Tapiwanashe Mangwiro, Zimpapers Business Hub
ZIMBABWE’S external trade position strengthened markedly in November 2025, with the country recording a goods trade surplus of US$90,5 million. This represented a 215,2 percent increase from the US$28,7 million surplus recorded in October 2025, according to the Zimbabwe National Statistics Agency (ZimStat).
In its latest External Trade Statistics report, ZimStat said, “The resulting trade balance amounted to a surplus of US$90,5 million, a 215,2 percent increase from the October 2025 surplus of US$28,7 million.”
The improvement was driven by a combination of steady export receipts and a significant contraction in imports during the month.
Data released by ZimStat shows that exports in November 2025 amounted to US$1 046 billion, reflecting a marginal increase of 0,4 percent from the US$1 042 billion recorded in October.
Although export growth remained subdued, a sharp decline in imports proved decisive in widening the trade surplus. Imports stood at US$955,8 million in November, down 5,7 percent from US$1 013 billion in October 2025.
ZimStat noted, “Imports decreased to US$955,8 million, a 5,7 percent drop, creating favourable conditions for a stronger trade balance outcome.”
Explaining the significance of the outcome, the agency reiterated the basic definition of trade performance, stating, “A trade deficit occurs when a country’s value of imports is greater than that of exports in a given period. When the value of exports exceeds the value of imports, it implies a trade surplus.”
Zimbabwe’s export earnings in November continued to be heavily concentrated in mineral and agricultural commodities, with semi manufactured gold once again anchoring foreign currency inflows.
ZimStat reported that among the top 10 products exported in November 2025 were semi-manufactured gold, accounting for 42,4 percent, tobacco at 23,7 percent and nickel mattes, which contributed 17 percent.
The data further shows that industrial supplies accounted for 95,8 percent of total exports by broad economic category, highlighting the continued dominance of mining related products in Zimbabwe’s export profile.
Other notable export products during the month included ferro chromium, chromium ores and concentrates, coke and semi-coke of coal, nickel ores and concentrates, and non alloy pig iron.
In terms of export destinations, the United Arab Emirates emerged as Zimbabwe’s largest single market. ZimStat stated, “The United Arab Emirates (UAE) was the predominant destination, accounting for 44,4 percent of all export earnings.”
South Africa and China followed, accounting for 21,8 percent and 21,2 percent respectively.
“The five major countries accounted for about ninety percent of the total export value of US$1 046,2 million,” ZimStat said.

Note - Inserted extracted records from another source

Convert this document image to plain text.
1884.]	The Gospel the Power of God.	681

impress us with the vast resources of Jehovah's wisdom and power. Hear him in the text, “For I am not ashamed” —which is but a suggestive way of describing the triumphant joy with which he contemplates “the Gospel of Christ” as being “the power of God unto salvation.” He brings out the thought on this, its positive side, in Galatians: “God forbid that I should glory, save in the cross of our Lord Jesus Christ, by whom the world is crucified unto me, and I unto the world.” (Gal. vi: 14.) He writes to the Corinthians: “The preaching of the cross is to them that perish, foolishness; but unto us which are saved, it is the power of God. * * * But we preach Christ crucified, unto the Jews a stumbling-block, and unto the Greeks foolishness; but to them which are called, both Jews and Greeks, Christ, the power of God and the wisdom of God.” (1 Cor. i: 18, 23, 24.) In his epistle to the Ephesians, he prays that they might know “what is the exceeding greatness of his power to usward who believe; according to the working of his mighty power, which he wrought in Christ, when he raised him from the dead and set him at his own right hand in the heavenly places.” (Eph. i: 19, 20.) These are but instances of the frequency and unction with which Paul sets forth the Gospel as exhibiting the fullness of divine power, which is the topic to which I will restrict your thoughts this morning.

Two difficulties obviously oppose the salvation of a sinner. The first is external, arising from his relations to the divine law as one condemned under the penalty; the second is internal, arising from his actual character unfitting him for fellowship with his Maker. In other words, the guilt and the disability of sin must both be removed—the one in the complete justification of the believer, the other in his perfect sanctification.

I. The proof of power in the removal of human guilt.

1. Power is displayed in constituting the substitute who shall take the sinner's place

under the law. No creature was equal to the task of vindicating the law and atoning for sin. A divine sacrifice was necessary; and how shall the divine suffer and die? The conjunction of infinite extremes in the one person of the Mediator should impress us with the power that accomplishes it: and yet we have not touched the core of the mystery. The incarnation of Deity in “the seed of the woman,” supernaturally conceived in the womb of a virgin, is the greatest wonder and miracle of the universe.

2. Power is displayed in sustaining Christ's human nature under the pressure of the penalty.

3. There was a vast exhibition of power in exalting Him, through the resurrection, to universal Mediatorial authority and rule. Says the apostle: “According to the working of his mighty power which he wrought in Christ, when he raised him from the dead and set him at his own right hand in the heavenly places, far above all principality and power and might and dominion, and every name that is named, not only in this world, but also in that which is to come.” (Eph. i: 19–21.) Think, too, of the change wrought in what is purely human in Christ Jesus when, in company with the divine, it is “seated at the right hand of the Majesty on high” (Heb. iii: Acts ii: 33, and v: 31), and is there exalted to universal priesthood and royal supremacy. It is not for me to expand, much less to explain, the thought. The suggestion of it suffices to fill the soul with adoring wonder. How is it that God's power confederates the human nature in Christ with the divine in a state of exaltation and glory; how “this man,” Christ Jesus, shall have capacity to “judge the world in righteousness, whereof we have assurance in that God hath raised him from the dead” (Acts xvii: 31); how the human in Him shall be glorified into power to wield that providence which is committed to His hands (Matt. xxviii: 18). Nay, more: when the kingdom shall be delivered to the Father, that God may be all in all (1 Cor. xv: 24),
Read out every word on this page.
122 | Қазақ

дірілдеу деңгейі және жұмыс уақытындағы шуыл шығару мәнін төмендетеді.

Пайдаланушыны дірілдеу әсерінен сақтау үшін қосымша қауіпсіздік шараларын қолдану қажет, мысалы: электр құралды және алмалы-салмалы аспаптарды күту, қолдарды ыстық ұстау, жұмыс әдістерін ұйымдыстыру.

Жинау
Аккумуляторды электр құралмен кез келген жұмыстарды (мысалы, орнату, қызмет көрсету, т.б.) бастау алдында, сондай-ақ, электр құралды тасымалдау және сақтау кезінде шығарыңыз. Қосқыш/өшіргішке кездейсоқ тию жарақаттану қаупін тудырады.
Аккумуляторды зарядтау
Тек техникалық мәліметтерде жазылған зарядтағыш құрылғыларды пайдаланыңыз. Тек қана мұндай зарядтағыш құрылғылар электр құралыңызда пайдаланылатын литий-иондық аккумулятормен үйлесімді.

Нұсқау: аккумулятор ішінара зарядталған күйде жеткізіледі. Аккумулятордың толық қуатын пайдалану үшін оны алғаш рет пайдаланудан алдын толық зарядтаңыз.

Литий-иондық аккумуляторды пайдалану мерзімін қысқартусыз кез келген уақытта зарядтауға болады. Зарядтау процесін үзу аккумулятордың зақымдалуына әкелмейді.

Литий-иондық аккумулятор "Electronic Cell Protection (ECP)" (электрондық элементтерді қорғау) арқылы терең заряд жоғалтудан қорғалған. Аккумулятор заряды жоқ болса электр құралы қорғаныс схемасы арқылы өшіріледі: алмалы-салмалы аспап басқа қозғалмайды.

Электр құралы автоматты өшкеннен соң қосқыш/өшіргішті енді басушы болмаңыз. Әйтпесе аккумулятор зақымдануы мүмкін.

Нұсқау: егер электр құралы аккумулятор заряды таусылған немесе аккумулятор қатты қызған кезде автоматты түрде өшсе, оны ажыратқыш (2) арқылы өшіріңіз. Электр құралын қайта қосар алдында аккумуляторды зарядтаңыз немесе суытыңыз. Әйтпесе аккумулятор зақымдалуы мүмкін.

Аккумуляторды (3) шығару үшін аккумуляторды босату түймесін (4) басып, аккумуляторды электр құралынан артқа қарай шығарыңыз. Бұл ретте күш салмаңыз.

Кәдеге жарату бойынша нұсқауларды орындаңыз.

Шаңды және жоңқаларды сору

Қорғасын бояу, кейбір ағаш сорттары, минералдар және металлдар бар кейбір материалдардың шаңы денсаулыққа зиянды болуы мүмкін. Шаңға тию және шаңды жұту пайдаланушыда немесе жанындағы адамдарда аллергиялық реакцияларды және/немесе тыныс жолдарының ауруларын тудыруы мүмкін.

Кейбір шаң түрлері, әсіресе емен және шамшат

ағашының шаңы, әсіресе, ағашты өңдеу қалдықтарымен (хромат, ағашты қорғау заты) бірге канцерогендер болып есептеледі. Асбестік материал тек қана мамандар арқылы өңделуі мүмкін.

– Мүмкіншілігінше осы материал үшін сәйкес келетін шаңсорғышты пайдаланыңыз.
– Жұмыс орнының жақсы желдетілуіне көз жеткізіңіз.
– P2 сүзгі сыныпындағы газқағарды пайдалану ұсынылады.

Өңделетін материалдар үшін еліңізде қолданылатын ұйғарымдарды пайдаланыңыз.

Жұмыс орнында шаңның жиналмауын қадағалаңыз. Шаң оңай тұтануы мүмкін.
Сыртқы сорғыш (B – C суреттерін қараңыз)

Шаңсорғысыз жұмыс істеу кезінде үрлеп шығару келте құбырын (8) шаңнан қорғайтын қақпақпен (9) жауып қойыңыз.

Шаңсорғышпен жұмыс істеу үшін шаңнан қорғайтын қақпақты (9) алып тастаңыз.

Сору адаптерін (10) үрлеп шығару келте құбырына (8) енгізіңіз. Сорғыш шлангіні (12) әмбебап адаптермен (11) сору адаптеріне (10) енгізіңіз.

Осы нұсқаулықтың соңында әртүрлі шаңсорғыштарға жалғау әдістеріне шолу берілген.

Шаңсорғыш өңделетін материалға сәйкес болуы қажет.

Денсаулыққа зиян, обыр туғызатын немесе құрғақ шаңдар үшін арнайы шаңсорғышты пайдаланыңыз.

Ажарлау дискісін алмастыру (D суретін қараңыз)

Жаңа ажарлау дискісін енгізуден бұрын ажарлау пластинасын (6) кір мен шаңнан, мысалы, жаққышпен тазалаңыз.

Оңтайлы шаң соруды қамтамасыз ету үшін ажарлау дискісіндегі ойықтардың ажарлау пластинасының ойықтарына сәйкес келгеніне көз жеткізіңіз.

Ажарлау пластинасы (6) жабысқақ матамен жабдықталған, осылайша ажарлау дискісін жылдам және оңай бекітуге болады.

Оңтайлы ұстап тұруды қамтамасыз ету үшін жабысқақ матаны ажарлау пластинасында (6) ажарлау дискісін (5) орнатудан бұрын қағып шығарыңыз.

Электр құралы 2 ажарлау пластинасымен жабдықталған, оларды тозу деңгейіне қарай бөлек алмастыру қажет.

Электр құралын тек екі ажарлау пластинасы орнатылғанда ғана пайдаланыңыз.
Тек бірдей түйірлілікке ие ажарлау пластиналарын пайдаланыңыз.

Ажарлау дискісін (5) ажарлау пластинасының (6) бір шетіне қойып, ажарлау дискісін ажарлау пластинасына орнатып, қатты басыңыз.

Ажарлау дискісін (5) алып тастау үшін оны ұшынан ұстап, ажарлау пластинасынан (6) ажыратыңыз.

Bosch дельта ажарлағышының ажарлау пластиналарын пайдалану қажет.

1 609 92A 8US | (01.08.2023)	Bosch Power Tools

Regional markets also remained important. Exports to the Southern African Development Community (SADC) were largely driven by nickel mattes, while shipments under the African Continental Free Trade Area (AfCFTA) were similarly dominated by mineral products.
On the import side, ZimStat data shows that industrial supplies constituted the largest share of imports in November, accounting for 39,5 percent, followed by fuels and lubricants at 19,2 percent.
The agency noted, “Industrial supplies comprised 39, 5 percent of goods imported in November 2025, followed by fuels and lubricants at 19,2 percent.” Capital goods, excluding transport equipment, accounted for 17,1 percent, while food and beverages made up 10,7 percent of the total import bill.
Major imported products included mineral fuels, machinery and mechanical appliances, cereals and fertilisers, underscoring Zimbabwe’s continued reliance on external markets for energy, equipment and food inputs.
South Africa remained the dominant source of imports. ZimStat reported,
“South Africa dominates imports with 39,2 percent share, followed by China at 15,8 percent, with the Bahamas and Bahrain also featuring prominently.”
Collectively, the top four countries accounted for nearly 70 percent of total imports.
The sharp rise in the trade surplus is expected to support foreign currency availability and ease pressure on the balance of payments.
However, analysts caution that the sustainability of the surplus will depend on broadening the export base, increasing value addition and maintaining disciplined import management.
As the November figures demonstrate, even modest export growth combined with a contraction in imports can yield a substantial improvement in the trade balance, which development policymakers will be keen to consolidate going into 2026.